Congratulations Iaroslav on this amazing solution and on winning the match!

On Friday, the Google Code Jam became yet another major contest won by Gennady in 2014 (problems, results, top 5 on the left). The Code Jam's scoreboard has loosely followed the pattern of the recent Yandex contest: at the end of the competition, Gennady was in 3rd place behind Evgeny 'eatmore' and Ivan 'mystic'. However, as the system test results for the large inputs were announced, it turned out that they were both incorrect in their attempts at solving F-large, while all of Gennady's submissions stood and he won the contest. Once again, making sure that one's solution are correct paid off - congratulations!

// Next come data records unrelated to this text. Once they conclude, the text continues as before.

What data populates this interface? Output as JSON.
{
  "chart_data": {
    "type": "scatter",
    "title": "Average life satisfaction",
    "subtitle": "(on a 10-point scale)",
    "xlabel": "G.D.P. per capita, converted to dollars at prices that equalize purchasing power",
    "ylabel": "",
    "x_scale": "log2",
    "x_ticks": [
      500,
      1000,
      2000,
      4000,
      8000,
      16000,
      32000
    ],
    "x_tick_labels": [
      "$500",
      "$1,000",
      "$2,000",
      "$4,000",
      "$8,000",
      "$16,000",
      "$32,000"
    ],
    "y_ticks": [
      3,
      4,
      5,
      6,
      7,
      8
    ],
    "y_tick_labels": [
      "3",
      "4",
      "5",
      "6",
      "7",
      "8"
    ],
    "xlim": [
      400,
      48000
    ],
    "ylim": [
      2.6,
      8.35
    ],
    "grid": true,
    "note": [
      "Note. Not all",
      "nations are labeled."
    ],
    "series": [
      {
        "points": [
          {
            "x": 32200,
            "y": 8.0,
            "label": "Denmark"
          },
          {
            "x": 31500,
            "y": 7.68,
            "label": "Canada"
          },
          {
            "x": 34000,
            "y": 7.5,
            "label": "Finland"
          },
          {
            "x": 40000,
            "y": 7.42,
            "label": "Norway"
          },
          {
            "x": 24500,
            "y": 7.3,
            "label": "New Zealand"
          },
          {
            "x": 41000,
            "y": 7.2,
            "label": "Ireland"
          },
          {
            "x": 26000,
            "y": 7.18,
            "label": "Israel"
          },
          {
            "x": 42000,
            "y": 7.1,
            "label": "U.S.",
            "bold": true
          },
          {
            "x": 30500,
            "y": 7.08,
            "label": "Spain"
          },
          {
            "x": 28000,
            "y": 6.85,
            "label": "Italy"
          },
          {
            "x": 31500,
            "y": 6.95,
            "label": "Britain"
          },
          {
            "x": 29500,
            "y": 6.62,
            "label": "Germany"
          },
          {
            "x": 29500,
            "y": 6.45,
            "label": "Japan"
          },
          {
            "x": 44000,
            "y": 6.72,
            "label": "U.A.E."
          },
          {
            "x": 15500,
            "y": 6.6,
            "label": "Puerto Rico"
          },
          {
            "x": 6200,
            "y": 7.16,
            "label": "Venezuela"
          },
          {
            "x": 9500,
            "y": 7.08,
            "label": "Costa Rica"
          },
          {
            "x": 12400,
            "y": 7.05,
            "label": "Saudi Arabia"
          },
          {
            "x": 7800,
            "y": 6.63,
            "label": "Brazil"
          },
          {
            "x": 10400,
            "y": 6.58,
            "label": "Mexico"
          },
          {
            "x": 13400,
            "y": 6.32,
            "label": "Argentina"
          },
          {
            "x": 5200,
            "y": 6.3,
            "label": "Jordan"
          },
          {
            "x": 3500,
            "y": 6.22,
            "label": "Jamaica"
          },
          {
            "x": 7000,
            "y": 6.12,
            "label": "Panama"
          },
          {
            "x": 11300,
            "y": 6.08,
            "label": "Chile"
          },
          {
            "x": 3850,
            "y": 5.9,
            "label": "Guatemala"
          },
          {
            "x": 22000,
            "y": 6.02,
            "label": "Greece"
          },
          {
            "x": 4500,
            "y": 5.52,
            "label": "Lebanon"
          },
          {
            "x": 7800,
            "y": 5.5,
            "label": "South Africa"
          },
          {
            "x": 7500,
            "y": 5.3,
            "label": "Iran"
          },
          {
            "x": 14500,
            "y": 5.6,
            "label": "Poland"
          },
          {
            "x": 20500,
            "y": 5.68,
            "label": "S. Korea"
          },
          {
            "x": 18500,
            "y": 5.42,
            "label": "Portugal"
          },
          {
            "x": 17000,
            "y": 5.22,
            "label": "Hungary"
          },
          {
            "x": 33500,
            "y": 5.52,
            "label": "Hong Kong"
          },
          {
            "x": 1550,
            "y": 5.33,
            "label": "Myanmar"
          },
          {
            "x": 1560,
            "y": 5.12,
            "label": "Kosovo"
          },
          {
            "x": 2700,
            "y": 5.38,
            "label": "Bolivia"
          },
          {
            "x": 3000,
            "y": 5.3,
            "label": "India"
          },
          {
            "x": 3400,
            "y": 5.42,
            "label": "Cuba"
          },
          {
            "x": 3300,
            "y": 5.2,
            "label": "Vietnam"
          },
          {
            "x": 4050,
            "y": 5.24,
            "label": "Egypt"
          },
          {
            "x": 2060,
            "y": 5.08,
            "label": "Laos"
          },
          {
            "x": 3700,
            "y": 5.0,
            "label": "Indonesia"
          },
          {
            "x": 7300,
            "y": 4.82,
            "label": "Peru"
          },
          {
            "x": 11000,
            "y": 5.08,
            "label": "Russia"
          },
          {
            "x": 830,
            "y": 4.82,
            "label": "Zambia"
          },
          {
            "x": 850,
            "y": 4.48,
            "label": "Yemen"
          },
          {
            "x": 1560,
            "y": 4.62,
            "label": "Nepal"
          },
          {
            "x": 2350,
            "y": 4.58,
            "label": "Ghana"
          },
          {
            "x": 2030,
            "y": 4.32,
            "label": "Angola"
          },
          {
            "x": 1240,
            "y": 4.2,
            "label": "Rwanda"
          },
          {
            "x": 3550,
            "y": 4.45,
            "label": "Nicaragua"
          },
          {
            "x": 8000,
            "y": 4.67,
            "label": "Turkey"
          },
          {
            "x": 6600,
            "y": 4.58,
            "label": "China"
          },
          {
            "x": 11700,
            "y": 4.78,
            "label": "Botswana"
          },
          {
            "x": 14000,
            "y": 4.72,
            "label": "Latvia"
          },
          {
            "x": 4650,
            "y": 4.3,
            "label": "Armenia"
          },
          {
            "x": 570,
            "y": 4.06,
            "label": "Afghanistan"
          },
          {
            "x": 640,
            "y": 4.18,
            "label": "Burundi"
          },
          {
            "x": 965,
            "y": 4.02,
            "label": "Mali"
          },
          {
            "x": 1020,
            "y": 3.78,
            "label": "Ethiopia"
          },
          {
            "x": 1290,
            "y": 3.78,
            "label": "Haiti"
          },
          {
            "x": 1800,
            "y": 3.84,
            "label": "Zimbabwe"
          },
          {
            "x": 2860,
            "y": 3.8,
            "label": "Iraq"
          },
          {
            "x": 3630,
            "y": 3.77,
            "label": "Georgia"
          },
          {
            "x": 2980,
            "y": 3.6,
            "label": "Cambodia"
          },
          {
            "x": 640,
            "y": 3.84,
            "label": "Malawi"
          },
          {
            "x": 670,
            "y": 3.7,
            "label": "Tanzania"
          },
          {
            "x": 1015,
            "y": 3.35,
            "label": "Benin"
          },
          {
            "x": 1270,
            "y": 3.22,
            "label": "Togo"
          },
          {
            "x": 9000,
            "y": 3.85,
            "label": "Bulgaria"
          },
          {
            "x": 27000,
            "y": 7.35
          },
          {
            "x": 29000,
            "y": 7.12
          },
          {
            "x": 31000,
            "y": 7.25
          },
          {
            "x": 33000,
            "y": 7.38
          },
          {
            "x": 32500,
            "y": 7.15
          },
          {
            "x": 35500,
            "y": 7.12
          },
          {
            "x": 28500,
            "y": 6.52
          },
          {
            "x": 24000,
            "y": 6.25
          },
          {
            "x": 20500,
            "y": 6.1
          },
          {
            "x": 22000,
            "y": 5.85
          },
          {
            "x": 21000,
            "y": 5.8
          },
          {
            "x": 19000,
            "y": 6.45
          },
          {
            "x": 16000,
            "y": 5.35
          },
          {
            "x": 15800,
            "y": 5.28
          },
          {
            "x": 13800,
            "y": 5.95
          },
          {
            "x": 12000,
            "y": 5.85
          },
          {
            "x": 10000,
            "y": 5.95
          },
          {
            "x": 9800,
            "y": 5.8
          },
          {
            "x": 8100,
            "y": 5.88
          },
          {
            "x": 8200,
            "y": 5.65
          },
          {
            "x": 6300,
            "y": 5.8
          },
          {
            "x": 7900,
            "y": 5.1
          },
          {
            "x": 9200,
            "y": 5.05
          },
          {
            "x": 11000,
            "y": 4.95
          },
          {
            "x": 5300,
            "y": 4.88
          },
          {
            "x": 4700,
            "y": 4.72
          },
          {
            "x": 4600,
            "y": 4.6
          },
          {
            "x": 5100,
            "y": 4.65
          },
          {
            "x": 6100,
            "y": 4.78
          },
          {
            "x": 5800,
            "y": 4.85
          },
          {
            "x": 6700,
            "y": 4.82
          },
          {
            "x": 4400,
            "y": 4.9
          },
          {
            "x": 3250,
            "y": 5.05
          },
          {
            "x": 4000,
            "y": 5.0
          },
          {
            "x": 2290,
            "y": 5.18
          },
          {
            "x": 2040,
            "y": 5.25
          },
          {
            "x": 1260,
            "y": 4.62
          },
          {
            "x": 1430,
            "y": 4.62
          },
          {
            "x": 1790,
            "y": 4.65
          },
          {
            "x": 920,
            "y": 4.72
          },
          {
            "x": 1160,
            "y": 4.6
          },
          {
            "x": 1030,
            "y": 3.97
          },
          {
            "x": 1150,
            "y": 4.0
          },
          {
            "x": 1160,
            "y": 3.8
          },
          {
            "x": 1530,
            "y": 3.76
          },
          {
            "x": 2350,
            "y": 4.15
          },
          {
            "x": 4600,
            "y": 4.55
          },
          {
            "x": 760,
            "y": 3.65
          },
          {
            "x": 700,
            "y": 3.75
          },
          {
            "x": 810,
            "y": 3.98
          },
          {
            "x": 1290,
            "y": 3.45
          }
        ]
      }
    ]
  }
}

Second-placing Evgeny was really close to winning - the code he used for F-small looks good in general and should be able to solve F-large just as well - but his submission failed, indicating that he probably has some very small bug somewhere.

Among the problems of the final round, I've enjoyed problem D the most. You have up to 100 different candies, and for each pair of candies you prefer one of them to the other. Your preferences are not necessarily transitive - you might prefer A to B, B to C, and C to A. You're trying to pick your most favorite candy by considering all candies one by one and comparing each candy with the "current best" candidate. It's not hard to see that the candy chosen to be the most favorite depends on the order you consider the candies in. For example, in the above triangle, processing the candies in order ABC will lead to candy C being declared the most favorite, while ACB will make B look like the best candy. Given the matrix of preferences, and one specific candy, can you make that candy your favorite by considering all candies in the right order? If yes, you also need to find the lexicographically smallest such order.

The picture of Gennady on the right is from this article (which does have a few inaccuracies - but good job on publishing the article so quickly!)